Damn, there go my aspirations of being a well published scientist. According to a story in the NY Times today anyway.
Of course, that’s assuming that I had earned any credentials as a scientist, and that I had any aspirations to publish whatever scientific work I was doing at the time. Since I am (at best) a layman who is familiar with mainstream scientific thought (and the scientific process) I don’t think this applies to me.
According to the study, published in February in Oikos, a highly respected scientific journal, the more beer a scientist drinks, the less likely the scientist is to publish a paper or to have a paper cited by another researcher, a measure of a paper’s quality and importance.

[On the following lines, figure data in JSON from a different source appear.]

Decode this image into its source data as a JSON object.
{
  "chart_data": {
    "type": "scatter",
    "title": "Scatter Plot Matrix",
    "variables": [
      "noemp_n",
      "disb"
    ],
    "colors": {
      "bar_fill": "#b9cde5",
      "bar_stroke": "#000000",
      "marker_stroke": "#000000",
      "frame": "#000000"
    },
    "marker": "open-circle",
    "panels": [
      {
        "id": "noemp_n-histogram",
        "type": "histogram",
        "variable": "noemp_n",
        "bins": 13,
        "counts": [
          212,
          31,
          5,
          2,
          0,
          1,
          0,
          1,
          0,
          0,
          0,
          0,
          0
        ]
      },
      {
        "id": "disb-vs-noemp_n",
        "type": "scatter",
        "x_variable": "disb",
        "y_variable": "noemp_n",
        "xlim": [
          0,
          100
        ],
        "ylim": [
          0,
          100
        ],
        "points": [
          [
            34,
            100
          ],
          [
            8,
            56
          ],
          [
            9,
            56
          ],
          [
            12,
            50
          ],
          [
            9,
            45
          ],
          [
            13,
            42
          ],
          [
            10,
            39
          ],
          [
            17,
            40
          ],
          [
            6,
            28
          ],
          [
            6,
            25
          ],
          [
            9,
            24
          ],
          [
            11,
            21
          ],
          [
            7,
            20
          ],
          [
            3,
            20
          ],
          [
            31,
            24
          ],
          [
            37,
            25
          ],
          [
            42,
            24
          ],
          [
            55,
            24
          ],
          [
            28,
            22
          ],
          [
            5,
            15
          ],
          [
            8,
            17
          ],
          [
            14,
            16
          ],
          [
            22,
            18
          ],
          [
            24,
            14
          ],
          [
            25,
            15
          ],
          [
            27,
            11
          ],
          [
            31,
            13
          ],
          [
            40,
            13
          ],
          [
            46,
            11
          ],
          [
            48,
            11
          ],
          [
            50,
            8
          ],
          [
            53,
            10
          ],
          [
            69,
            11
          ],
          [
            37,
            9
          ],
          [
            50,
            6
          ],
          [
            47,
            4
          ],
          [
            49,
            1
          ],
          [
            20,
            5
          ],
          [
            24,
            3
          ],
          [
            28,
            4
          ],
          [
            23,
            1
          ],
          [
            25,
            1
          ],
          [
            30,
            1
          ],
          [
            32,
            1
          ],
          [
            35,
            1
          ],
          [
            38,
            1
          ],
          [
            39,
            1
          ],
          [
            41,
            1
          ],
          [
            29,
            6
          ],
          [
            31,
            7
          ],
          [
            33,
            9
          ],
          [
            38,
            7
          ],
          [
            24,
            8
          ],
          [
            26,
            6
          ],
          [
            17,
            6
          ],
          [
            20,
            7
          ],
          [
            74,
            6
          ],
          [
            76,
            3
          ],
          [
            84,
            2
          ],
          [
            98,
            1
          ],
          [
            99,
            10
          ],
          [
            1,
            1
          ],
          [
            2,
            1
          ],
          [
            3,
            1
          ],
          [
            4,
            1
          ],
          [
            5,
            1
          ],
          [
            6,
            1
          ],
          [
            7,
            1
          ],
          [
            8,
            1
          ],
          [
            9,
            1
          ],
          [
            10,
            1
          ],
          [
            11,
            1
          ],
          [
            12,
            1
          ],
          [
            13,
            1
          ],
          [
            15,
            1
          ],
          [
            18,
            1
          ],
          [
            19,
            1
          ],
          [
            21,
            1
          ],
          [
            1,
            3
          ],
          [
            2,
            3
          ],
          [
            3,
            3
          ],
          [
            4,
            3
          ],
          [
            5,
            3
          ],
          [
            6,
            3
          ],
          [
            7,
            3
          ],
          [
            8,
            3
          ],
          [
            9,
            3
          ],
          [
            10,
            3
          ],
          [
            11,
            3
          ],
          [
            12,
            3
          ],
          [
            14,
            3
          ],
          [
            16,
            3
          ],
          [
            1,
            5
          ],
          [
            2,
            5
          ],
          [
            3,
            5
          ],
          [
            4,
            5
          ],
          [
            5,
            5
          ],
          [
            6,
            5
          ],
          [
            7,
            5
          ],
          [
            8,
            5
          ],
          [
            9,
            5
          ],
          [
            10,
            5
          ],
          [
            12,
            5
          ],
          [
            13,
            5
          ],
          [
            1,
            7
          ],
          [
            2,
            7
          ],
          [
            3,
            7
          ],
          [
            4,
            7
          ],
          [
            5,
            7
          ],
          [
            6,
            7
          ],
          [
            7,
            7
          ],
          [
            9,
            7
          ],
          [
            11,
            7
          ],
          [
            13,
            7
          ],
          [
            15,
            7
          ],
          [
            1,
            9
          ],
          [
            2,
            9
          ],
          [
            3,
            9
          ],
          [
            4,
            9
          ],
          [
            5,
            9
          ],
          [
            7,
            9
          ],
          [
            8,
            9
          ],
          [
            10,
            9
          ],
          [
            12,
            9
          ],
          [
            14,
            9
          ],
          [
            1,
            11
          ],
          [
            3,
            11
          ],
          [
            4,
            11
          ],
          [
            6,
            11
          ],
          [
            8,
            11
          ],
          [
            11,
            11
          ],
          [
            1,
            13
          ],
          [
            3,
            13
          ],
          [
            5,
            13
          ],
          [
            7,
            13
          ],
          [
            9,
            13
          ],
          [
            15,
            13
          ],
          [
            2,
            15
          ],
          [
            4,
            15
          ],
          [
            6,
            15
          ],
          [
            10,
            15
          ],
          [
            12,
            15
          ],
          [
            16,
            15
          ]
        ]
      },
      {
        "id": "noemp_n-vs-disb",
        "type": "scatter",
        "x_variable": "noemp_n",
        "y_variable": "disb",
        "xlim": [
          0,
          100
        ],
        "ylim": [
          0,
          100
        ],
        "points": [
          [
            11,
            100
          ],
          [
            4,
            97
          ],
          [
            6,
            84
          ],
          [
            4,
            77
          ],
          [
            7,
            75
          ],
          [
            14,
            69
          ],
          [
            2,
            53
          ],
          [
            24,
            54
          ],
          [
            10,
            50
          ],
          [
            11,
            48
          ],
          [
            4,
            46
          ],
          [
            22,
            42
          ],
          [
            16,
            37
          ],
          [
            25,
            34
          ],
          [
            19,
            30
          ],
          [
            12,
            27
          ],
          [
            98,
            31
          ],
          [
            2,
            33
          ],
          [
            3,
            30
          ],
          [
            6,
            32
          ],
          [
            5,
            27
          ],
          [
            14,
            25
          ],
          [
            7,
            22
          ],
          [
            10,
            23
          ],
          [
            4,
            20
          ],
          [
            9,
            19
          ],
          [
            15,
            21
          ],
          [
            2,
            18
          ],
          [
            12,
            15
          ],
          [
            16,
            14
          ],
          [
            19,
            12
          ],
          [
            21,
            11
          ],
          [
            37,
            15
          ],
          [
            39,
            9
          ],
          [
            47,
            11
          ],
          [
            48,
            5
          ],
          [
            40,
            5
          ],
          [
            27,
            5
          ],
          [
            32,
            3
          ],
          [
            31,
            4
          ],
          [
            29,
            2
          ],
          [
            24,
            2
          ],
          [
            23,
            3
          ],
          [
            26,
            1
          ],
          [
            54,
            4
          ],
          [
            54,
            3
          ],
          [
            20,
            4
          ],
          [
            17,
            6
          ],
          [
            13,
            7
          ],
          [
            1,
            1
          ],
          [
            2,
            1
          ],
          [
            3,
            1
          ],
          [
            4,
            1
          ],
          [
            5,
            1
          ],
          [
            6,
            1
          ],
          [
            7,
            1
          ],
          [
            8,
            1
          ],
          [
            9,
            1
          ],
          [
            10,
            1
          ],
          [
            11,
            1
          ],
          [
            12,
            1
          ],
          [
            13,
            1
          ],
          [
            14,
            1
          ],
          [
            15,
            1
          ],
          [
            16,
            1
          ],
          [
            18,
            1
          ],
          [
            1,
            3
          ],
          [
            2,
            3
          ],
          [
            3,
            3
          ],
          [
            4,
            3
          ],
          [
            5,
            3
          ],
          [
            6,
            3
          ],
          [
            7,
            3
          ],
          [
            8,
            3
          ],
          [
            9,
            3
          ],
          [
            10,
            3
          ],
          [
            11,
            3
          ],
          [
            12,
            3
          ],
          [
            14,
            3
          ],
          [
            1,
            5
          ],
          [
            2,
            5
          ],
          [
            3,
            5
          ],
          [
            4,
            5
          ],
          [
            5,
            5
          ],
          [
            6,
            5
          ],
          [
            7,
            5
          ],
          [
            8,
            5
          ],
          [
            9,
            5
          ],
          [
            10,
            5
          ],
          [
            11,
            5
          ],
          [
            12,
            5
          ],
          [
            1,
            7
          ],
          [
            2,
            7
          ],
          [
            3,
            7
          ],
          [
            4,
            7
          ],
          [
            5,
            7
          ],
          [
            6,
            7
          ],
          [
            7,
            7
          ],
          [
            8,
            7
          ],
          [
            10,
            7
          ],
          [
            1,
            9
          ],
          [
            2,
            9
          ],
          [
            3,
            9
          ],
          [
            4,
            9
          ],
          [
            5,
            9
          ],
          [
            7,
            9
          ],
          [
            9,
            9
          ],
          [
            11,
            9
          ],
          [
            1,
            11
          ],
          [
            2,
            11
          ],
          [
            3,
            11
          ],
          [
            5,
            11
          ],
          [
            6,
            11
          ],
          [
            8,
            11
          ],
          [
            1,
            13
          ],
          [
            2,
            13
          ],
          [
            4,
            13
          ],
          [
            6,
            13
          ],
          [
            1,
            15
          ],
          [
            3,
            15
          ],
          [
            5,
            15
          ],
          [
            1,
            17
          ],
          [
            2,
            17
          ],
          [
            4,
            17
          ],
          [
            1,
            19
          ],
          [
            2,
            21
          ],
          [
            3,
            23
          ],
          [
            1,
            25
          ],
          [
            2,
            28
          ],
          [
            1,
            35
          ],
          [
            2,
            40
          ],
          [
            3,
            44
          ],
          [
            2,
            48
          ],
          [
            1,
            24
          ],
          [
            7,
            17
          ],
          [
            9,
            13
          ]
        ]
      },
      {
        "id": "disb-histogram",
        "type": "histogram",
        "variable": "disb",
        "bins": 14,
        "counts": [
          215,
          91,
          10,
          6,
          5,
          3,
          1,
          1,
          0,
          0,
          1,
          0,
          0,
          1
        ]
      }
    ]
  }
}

It’s important to note that the study doesn’t blame beer drinking for not being published in scientific journals. In fact it says:
More important, as Dr. Grim pointed out, the study documents a correlation between beer drinking and scientific performance without explaining why they are correlated. That leaves open the possibility that it is not beer drinking that causes poor scientific performance, but just the opposite.
Or, as Dr. Mike Webster, an ornithologist and a beer enthusiast at Washington State University in Pullman, said, maybe “those with poor publication records are drowning their sorrows.”
In spite of his study, Dr. Grim, who said he would on occasion enjoy more than 12 beers in a night, is not on a campaign to decrease beer drinking among scientists. Why not? His answer: “I like it.”
I’m with you Dr. Grim, so I think I’ll have another beer and look for another story that irks me tonight. If I don’t write about it, you can blame the beer.